Jaime Gonçalves Filho, JB Online

RIO - Professora da Universidade Candido Mendes e diretora do Instituto Brasileiro de Combate ao Crime (IBCC), a antropóloga Jaqueline Muniz diz que a exoneração do coronel Ubiratan Angelo serve como alerta do que pode ocorrer quando o governo não se possui uma política de segurança pública clara, cabal e objetiva .

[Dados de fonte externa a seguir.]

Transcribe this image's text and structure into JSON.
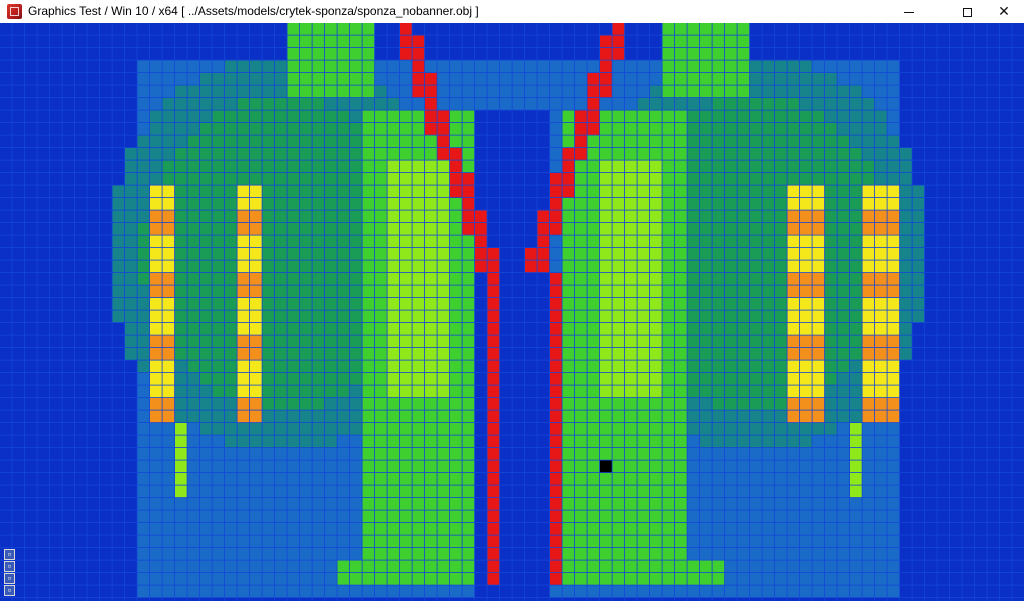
{
  "window": {
    "title": "Graphics Test / Win 10 / x64 [ ../Assets/models/crytek-sponza/sponza_nobanner.obj ]",
    "icons": {
      "app": "app-icon",
      "minimize": "minimize-icon",
      "maximize": "maximize-icon",
      "close": "close-icon"
    },
    "close_glyph": "✕"
  },
  "viewport": {
    "description_icons": [
      "overlay-icon-1",
      "overlay-icon-2",
      "overlay-icon-3",
      "overlay-icon-4"
    ],
    "overlay_glyphs": [
      "▫",
      "▫",
      "▫",
      "▫"
    ]
  },
  "chart_data": {
    "type": "heatmap",
    "colors": {
      "lowest": "#000000",
      "low": "#0b30c8",
      "mid_low": "#1a6bc8",
      "mid": "#16848a",
      "mid_high": "#1a9b56",
      "green": "#3fcf2e",
      "light_green": "#8fe81a",
      "yellow": "#f4e81b",
      "orange": "#f3901b",
      "high": "#e81717"
    }
  }
}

O coronel Ubiratan Angelo foi exonerado, na manhã desta terça-feira, do comando da Polícia Militar do Rio. A queda do comando acontece após uma série de incidente na corporação que enfraqueceram Ubiratan e irritaram o governador Sérgio Cabral e o secretário de Segurança Pública, José Mariano Beltrame.

Segundo a antropóloga, a exemplo de Ubiratan, o novo comandante-chefe da Polícia Militar pode ficar à mercê de 'atitudes intempestivas', já que o governador Sérgio Cabral não explicita claramente os rumos a serem seguidos.

- Dessa forma, o comando é tomado por uma instabilidade, fica vulnerável e inseguro. O que tem acontecido é que tem se trocado a política de segurança pela política de policiamento, vazia afirma Muniz. Assim, temos uma polícia que é conduzida pelo próximo fato de terror, o novo crime da esquina, o mais do mesmo.